Prior to this, the only Zola which I had read was a marvellous little novella entitled The Flood. I was encouraged to read The Ladies’ Paradise when I saw Astrid the Bookworm wax lyrical about it on her Youtube Channel. I searched high and low for it and finally found it on a trip to Waterstone’s Picadilly at the very end of November. I willed it to come out of my book choice jar immediately, and had to wait until the very end of December for it to do so. I began to read it the novel on New Year’s Eve, and as I finished it in January, I counted it as my first novel which was read in 2014.
I was so captivated by The Ladies’ Paradise from the outset. First published in France as Au Bonheur des Dames in 1883, the novel tells the story of the rise of department stores in Victorian-era Paris. In the insightful Oxford World’s Classics introduction, it is said that Zola was given the inspiration to write such a novel after witnessing the rise of Le Bon Marche, one of the city’s most famous department stores.
I did not realise until I had finished the novel that The Ladies’ Paradise is actually a sequel to a novel named Pot-Bouille, which features the same protagonist, Octave Mouret. The Ladies’ Paradise stood alone marvellously, and it did not matter at all that I had not read the previous novel – nor any of Zola’s other Rougon-Macquart series (this is the eleventh book), for that matter.
Brian Nelson has done a marvellous job with the novel’s translation. The extra information which has been included in the edition, too, complemented the novel beautifully.
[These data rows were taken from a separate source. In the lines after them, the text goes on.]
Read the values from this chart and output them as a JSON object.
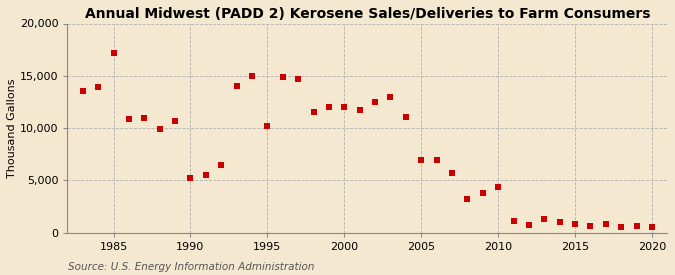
{
  "title": "Annual Midwest (PADD 2) Kerosene Sales/Deliveries to Farm Consumers",
  "ylabel": "Thousand Gallons",
  "source": "Source: U.S. Energy Information Administration",
  "background_color": "#f5e8d0",
  "plot_background_color": "#f5e8d0",
  "marker_color": "#cc0000",
  "marker_size": 4,
  "years": [
    1983,
    1984,
    1985,
    1986,
    1987,
    1988,
    1989,
    1990,
    1991,
    1992,
    1993,
    1994,
    1995,
    1996,
    1997,
    1998,
    1999,
    2000,
    2001,
    2002,
    2003,
    2004,
    2005,
    2006,
    2007,
    2008,
    2009,
    2010,
    2011,
    2012,
    2013,
    2014,
    2015,
    2016,
    2017,
    2018,
    2019,
    2020
  ],
  "values": [
    13500,
    13900,
    17200,
    10900,
    11000,
    9900,
    10700,
    5200,
    5500,
    6500,
    14000,
    15000,
    10200,
    14900,
    14700,
    11500,
    12000,
    12000,
    11700,
    12500,
    13000,
    11100,
    6900,
    6900,
    5700,
    3200,
    3800,
    4400,
    1100,
    700,
    1300,
    1000,
    800,
    600,
    800,
    500,
    600,
    500
  ],
  "xlim": [
    1982,
    2021
  ],
  "ylim": [
    0,
    20000
  ],
  "xticks": [
    1985,
    1990,
    1995,
    2000,
    2005,
    2010,
    2015,
    2020
  ],
  "yticks": [
    0,
    5000,
    10000,
    15000,
    20000
  ],
  "grid_color": "#b0b0b0",
  "title_fontsize": 10,
  "axis_fontsize": 8,
  "tick_fontsize": 8,
  "source_fontsize": 7.5
}
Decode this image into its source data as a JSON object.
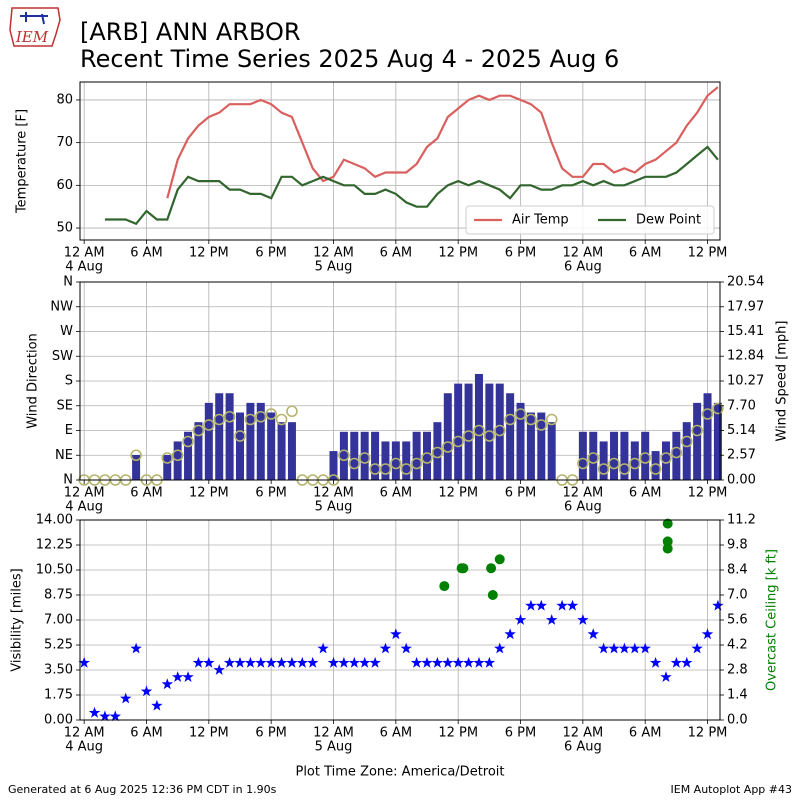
{
  "header": {
    "logo": "IEM",
    "title": "[ARB] ANN ARBOR",
    "subtitle": "Recent Time Series 2025 Aug 4 - 2025 Aug 6"
  },
  "footer": {
    "left": "Generated at 6 Aug 2025 12:36 PM CDT in 1.90s",
    "right": "IEM Autoplot App #43"
  },
  "chart_data": [
    {
      "type": "line",
      "ylabel": "Temperature [F]",
      "grid": true,
      "legend": "lower right",
      "legend_columns": 2,
      "xlim": [
        "2025-08-03T23:36",
        "2025-08-06T13:12"
      ],
      "xticks": [
        {
          "value": "2025-08-04T00:00",
          "label": "12 AM"
        },
        {
          "value": "2025-08-04T06:00",
          "label": "6 AM"
        },
        {
          "value": "2025-08-04T12:00",
          "label": "12 PM"
        },
        {
          "value": "2025-08-04T18:00",
          "label": "6 PM"
        },
        {
          "value": "2025-08-05T00:00",
          "label": "12 AM"
        },
        {
          "value": "2025-08-05T06:00",
          "label": "6 AM"
        },
        {
          "value": "2025-08-05T12:00",
          "label": "12 PM"
        },
        {
          "value": "2025-08-05T18:00",
          "label": "6 PM"
        },
        {
          "value": "2025-08-06T00:00",
          "label": "12 AM"
        },
        {
          "value": "2025-08-06T06:00",
          "label": "6 AM"
        },
        {
          "value": "2025-08-06T12:00",
          "label": "12 PM"
        }
      ],
      "xtick_dates": [
        {
          "value": "2025-08-04T00:00",
          "label": "4 Aug"
        },
        {
          "value": "2025-08-05T00:00",
          "label": "5 Aug"
        },
        {
          "value": "2025-08-06T00:00",
          "label": "6 Aug"
        }
      ],
      "ylim": [
        47.2,
        84.2
      ],
      "yticks": [
        50,
        60,
        70,
        80
      ],
      "x": [
        "2025-08-04T00:00",
        "2025-08-04T01:00",
        "2025-08-04T02:00",
        "2025-08-04T03:00",
        "2025-08-04T04:00",
        "2025-08-04T05:00",
        "2025-08-04T06:00",
        "2025-08-04T07:00",
        "2025-08-04T08:00",
        "2025-08-04T09:00",
        "2025-08-04T10:00",
        "2025-08-04T11:00",
        "2025-08-04T12:00",
        "2025-08-04T13:00",
        "2025-08-04T14:00",
        "2025-08-04T15:00",
        "2025-08-04T16:00",
        "2025-08-04T17:00",
        "2025-08-04T18:00",
        "2025-08-04T19:00",
        "2025-08-04T20:00",
        "2025-08-04T21:00",
        "2025-08-04T22:00",
        "2025-08-04T23:00",
        "2025-08-05T00:00",
        "2025-08-05T01:00",
        "2025-08-05T02:00",
        "2025-08-05T03:00",
        "2025-08-05T04:00",
        "2025-08-05T05:00",
        "2025-08-05T06:00",
        "2025-08-05T07:00",
        "2025-08-05T08:00",
        "2025-08-05T09:00",
        "2025-08-05T10:00",
        "2025-08-05T11:00",
        "2025-08-05T12:00",
        "2025-08-05T13:00",
        "2025-08-05T14:00",
        "2025-08-05T15:00",
        "2025-08-05T16:00",
        "2025-08-05T17:00",
        "2025-08-05T18:00",
        "2025-08-05T19:00",
        "2025-08-05T20:00",
        "2025-08-05T21:00",
        "2025-08-05T22:00",
        "2025-08-05T23:00",
        "2025-08-06T00:00",
        "2025-08-06T01:00",
        "2025-08-06T02:00",
        "2025-08-06T03:00",
        "2025-08-06T04:00",
        "2025-08-06T05:00",
        "2025-08-06T06:00",
        "2025-08-06T07:00",
        "2025-08-06T08:00",
        "2025-08-06T09:00",
        "2025-08-06T10:00",
        "2025-08-06T11:00",
        "2025-08-06T12:00",
        "2025-08-06T13:00"
      ],
      "series": [
        {
          "name": "Air Temp",
          "color": "#d9605f",
          "values": [
            null,
            null,
            null,
            null,
            null,
            null,
            null,
            null,
            57,
            66,
            71,
            74,
            76,
            77,
            79,
            79,
            79,
            80,
            79,
            77,
            76,
            70,
            64,
            61,
            62,
            66,
            65,
            64,
            62,
            63,
            63,
            63,
            65,
            69,
            71,
            76,
            78,
            80,
            81,
            80,
            81,
            81,
            80,
            79,
            77,
            70,
            64,
            62,
            62,
            65,
            65,
            63,
            64,
            63,
            65,
            66,
            68,
            70,
            74,
            77,
            81,
            83
          ]
        },
        {
          "name": "Dew Point",
          "color": "#33662f",
          "values": [
            null,
            null,
            52,
            52,
            52,
            51,
            54,
            52,
            52,
            59,
            62,
            61,
            61,
            61,
            59,
            59,
            58,
            58,
            57,
            62,
            62,
            60,
            61,
            62,
            61,
            60,
            60,
            58,
            58,
            59,
            58,
            56,
            55,
            55,
            58,
            60,
            61,
            60,
            61,
            60,
            59,
            57,
            60,
            60,
            59,
            59,
            60,
            60,
            61,
            60,
            61,
            60,
            60,
            61,
            62,
            62,
            62,
            63,
            65,
            67,
            69,
            66
          ]
        }
      ]
    },
    {
      "type": "bar",
      "ylabel": "Wind Direction",
      "y2label": "Wind Speed [mph]",
      "grid": true,
      "xlim": [
        "2025-08-03T23:36",
        "2025-08-06T13:12"
      ],
      "xticks": [
        {
          "value": "2025-08-04T00:00",
          "label": "12 AM"
        },
        {
          "value": "2025-08-04T06:00",
          "label": "6 AM"
        },
        {
          "value": "2025-08-04T12:00",
          "label": "12 PM"
        },
        {
          "value": "2025-08-04T18:00",
          "label": "6 PM"
        },
        {
          "value": "2025-08-05T00:00",
          "label": "12 AM"
        },
        {
          "value": "2025-08-05T06:00",
          "label": "6 AM"
        },
        {
          "value": "2025-08-05T12:00",
          "label": "12 PM"
        },
        {
          "value": "2025-08-05T18:00",
          "label": "6 PM"
        },
        {
          "value": "2025-08-06T00:00",
          "label": "12 AM"
        },
        {
          "value": "2025-08-06T06:00",
          "label": "6 AM"
        },
        {
          "value": "2025-08-06T12:00",
          "label": "12 PM"
        }
      ],
      "xtick_dates": [
        {
          "value": "2025-08-04T00:00",
          "label": "4 Aug"
        },
        {
          "value": "2025-08-05T00:00",
          "label": "5 Aug"
        },
        {
          "value": "2025-08-06T00:00",
          "label": "6 Aug"
        }
      ],
      "ylim": [
        0,
        360
      ],
      "yticks": [
        {
          "value": 0,
          "label": "N"
        },
        {
          "value": 45,
          "label": "NE"
        },
        {
          "value": 90,
          "label": "E"
        },
        {
          "value": 135,
          "label": "SE"
        },
        {
          "value": 180,
          "label": "S"
        },
        {
          "value": 225,
          "label": "SW"
        },
        {
          "value": 270,
          "label": "W"
        },
        {
          "value": 315,
          "label": "NW"
        },
        {
          "value": 360,
          "label": "N"
        }
      ],
      "y2lim": [
        0,
        20.54
      ],
      "y2ticks": [
        {
          "value": 0,
          "label": "0.00"
        },
        2.57,
        5.14,
        {
          "value": 7.7,
          "label": "7.70"
        },
        10.27,
        12.84,
        15.41,
        17.97,
        20.54
      ],
      "x": [
        "2025-08-04T00:00",
        "2025-08-04T01:00",
        "2025-08-04T02:00",
        "2025-08-04T03:00",
        "2025-08-04T04:00",
        "2025-08-04T05:00",
        "2025-08-04T06:00",
        "2025-08-04T07:00",
        "2025-08-04T08:00",
        "2025-08-04T09:00",
        "2025-08-04T10:00",
        "2025-08-04T11:00",
        "2025-08-04T12:00",
        "2025-08-04T13:00",
        "2025-08-04T14:00",
        "2025-08-04T15:00",
        "2025-08-04T16:00",
        "2025-08-04T17:00",
        "2025-08-04T18:00",
        "2025-08-04T19:00",
        "2025-08-04T20:00",
        "2025-08-04T21:00",
        "2025-08-04T22:00",
        "2025-08-04T23:00",
        "2025-08-05T00:00",
        "2025-08-05T01:00",
        "2025-08-05T02:00",
        "2025-08-05T03:00",
        "2025-08-05T04:00",
        "2025-08-05T05:00",
        "2025-08-05T06:00",
        "2025-08-05T07:00",
        "2025-08-05T08:00",
        "2025-08-05T09:00",
        "2025-08-05T10:00",
        "2025-08-05T11:00",
        "2025-08-05T12:00",
        "2025-08-05T13:00",
        "2025-08-05T14:00",
        "2025-08-05T15:00",
        "2025-08-05T16:00",
        "2025-08-05T17:00",
        "2025-08-05T18:00",
        "2025-08-05T19:00",
        "2025-08-05T20:00",
        "2025-08-05T21:00",
        "2025-08-05T22:00",
        "2025-08-05T23:00",
        "2025-08-06T00:00",
        "2025-08-06T01:00",
        "2025-08-06T02:00",
        "2025-08-06T03:00",
        "2025-08-06T04:00",
        "2025-08-06T05:00",
        "2025-08-06T06:00",
        "2025-08-06T07:00",
        "2025-08-06T08:00",
        "2025-08-06T09:00",
        "2025-08-06T10:00",
        "2025-08-06T11:00",
        "2025-08-06T12:00",
        "2025-08-06T13:00"
      ],
      "series": [
        {
          "type": "bar",
          "axis": "y2",
          "color": "#333399",
          "values": [
            0,
            0,
            0,
            0,
            0,
            2.6,
            0,
            0,
            2.6,
            4,
            5,
            6,
            8,
            9,
            9,
            7,
            8,
            8,
            7,
            6,
            6,
            0,
            0,
            0,
            3,
            5,
            5,
            5,
            5,
            4,
            4,
            4,
            5,
            5,
            6,
            9,
            10,
            10,
            11,
            10,
            10,
            9,
            8,
            7,
            7,
            6,
            0,
            0,
            5,
            5,
            4,
            5,
            5,
            4,
            5,
            3,
            4,
            5,
            6,
            8,
            9,
            8
          ]
        },
        {
          "type": "scatter",
          "marker": "circle-open",
          "color": "#b4b46e",
          "values": [
            0,
            0,
            0,
            0,
            0,
            45,
            0,
            0,
            40,
            45,
            70,
            90,
            100,
            110,
            115,
            80,
            110,
            115,
            120,
            110,
            125,
            0,
            0,
            0,
            0,
            45,
            30,
            40,
            20,
            20,
            30,
            20,
            30,
            40,
            50,
            60,
            70,
            80,
            90,
            80,
            90,
            110,
            120,
            110,
            100,
            110,
            0,
            0,
            30,
            40,
            20,
            30,
            20,
            30,
            40,
            20,
            40,
            50,
            70,
            90,
            120,
            130
          ]
        }
      ]
    },
    {
      "type": "scatter",
      "ylabel": "Visibility [miles]",
      "y2label": "Overcast Ceiling [k ft]",
      "y2label_color": "#008000",
      "xlabel": "Plot Time Zone: America/Detroit",
      "grid": true,
      "xlim": [
        "2025-08-03T23:36",
        "2025-08-06T13:12"
      ],
      "xticks": [
        {
          "value": "2025-08-04T00:00",
          "label": "12 AM"
        },
        {
          "value": "2025-08-04T06:00",
          "label": "6 AM"
        },
        {
          "value": "2025-08-04T12:00",
          "label": "12 PM"
        },
        {
          "value": "2025-08-04T18:00",
          "label": "6 PM"
        },
        {
          "value": "2025-08-05T00:00",
          "label": "12 AM"
        },
        {
          "value": "2025-08-05T06:00",
          "label": "6 AM"
        },
        {
          "value": "2025-08-05T12:00",
          "label": "12 PM"
        },
        {
          "value": "2025-08-05T18:00",
          "label": "6 PM"
        },
        {
          "value": "2025-08-06T00:00",
          "label": "12 AM"
        },
        {
          "value": "2025-08-06T06:00",
          "label": "6 AM"
        },
        {
          "value": "2025-08-06T12:00",
          "label": "12 PM"
        }
      ],
      "xtick_dates": [
        {
          "value": "2025-08-04T00:00",
          "label": "4 Aug"
        },
        {
          "value": "2025-08-05T00:00",
          "label": "5 Aug"
        },
        {
          "value": "2025-08-06T00:00",
          "label": "6 Aug"
        }
      ],
      "ylim": [
        0,
        14
      ],
      "yticks": [
        {
          "value": 0,
          "label": "0.00"
        },
        1.75,
        {
          "value": 3.5,
          "label": "3.50"
        },
        5.25,
        {
          "value": 7,
          "label": "7.00"
        },
        8.75,
        {
          "value": 10.5,
          "label": "10.50"
        },
        12.25,
        {
          "value": 14,
          "label": "14.00"
        }
      ],
      "y2lim": [
        0,
        11.2
      ],
      "y2ticks": [
        {
          "value": 0,
          "label": "0.0"
        },
        1.4,
        2.8,
        4.2,
        5.6,
        {
          "value": 7,
          "label": "7.0"
        },
        8.4,
        9.8,
        11.2
      ],
      "x": [
        "2025-08-04T00:00",
        "2025-08-04T01:00",
        "2025-08-04T02:00",
        "2025-08-04T03:00",
        "2025-08-04T04:00",
        "2025-08-04T05:00",
        "2025-08-04T06:00",
        "2025-08-04T07:00",
        "2025-08-04T08:00",
        "2025-08-04T09:00",
        "2025-08-04T10:00",
        "2025-08-04T11:00",
        "2025-08-04T12:00",
        "2025-08-04T13:00",
        "2025-08-04T14:00",
        "2025-08-04T15:00",
        "2025-08-04T16:00",
        "2025-08-04T17:00",
        "2025-08-04T18:00",
        "2025-08-04T19:00",
        "2025-08-04T20:00",
        "2025-08-04T21:00",
        "2025-08-04T22:00",
        "2025-08-04T23:00",
        "2025-08-05T00:00",
        "2025-08-05T01:00",
        "2025-08-05T02:00",
        "2025-08-05T03:00",
        "2025-08-05T04:00",
        "2025-08-05T05:00",
        "2025-08-05T06:00",
        "2025-08-05T07:00",
        "2025-08-05T08:00",
        "2025-08-05T09:00",
        "2025-08-05T10:00",
        "2025-08-05T11:00",
        "2025-08-05T12:00",
        "2025-08-05T13:00",
        "2025-08-05T14:00",
        "2025-08-05T15:00",
        "2025-08-05T16:00",
        "2025-08-05T17:00",
        "2025-08-05T18:00",
        "2025-08-05T19:00",
        "2025-08-05T20:00",
        "2025-08-05T21:00",
        "2025-08-05T22:00",
        "2025-08-05T23:00",
        "2025-08-06T00:00",
        "2025-08-06T01:00",
        "2025-08-06T02:00",
        "2025-08-06T03:00",
        "2025-08-06T04:00",
        "2025-08-06T05:00",
        "2025-08-06T06:00",
        "2025-08-06T07:00",
        "2025-08-06T08:00",
        "2025-08-06T09:00",
        "2025-08-06T10:00",
        "2025-08-06T11:00",
        "2025-08-06T12:00",
        "2025-08-06T13:00"
      ],
      "series": [
        {
          "type": "scatter",
          "marker": "star",
          "color": "#0000ff",
          "values": [
            4,
            0.5,
            0.25,
            0.25,
            1.5,
            5,
            2,
            1,
            2.5,
            3,
            3,
            4,
            4,
            3.5,
            4,
            4,
            4,
            4,
            4,
            4,
            4,
            4,
            4,
            5,
            4,
            4,
            4,
            4,
            4,
            5,
            6,
            5,
            4,
            4,
            4,
            4,
            4,
            4,
            4,
            4,
            5,
            6,
            7,
            8,
            8,
            7,
            8,
            8,
            7,
            6,
            5,
            5,
            5,
            5,
            5,
            4,
            3,
            4,
            4,
            5,
            6,
            8
          ]
        },
        {
          "type": "scatter",
          "marker": "circle",
          "axis": "y2",
          "color": "#008000",
          "x": [
            "2025-08-05T10:40",
            "2025-08-05T12:20",
            "2025-08-05T12:30",
            "2025-08-05T15:10",
            "2025-08-05T15:20",
            "2025-08-05T16:00",
            "2025-08-06T08:10",
            "2025-08-06T08:10",
            "2025-08-06T08:10"
          ],
          "values": [
            7.5,
            8.5,
            8.5,
            8.5,
            7.0,
            9.0,
            9.6,
            10.0,
            11.0
          ]
        }
      ]
    }
  ]
}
There are maps showing the location of the department store and the main settings of the novel, a select bibliography, and a chronology of Zola’s fascinating life.
The scene was set immediately, and it has left me longing to go back to Paris. Each and every scene, building and character which Zola turned his hand to describing were truly stunning – so vivid, and dripping with colour. Whilst this novel is a relatively quiet one in terms of its plot, the way in which Zola cites the foundations of such a store in Paris and how it grew to such dizzying heights has been so well imagined. The social history has clearly been so well considered. The characters which Zola uses to people his store – nicknamed The Ladies’ Paradise by all – felt so realistic, and I was particularly enchanted by his main female protagonist, Denise.
The Ladies’ Paradise is an exquisite novel, and parts of it really made me smile. It was a book which I struggled to put down, and would happily have read it until the clock chimed midnight on New Year’s Eve if we weren’t hosting a party to celebrate. I cannot wait until Monsieur Zola and I are reacquainted. I sense that there are some real gems in store to encounter.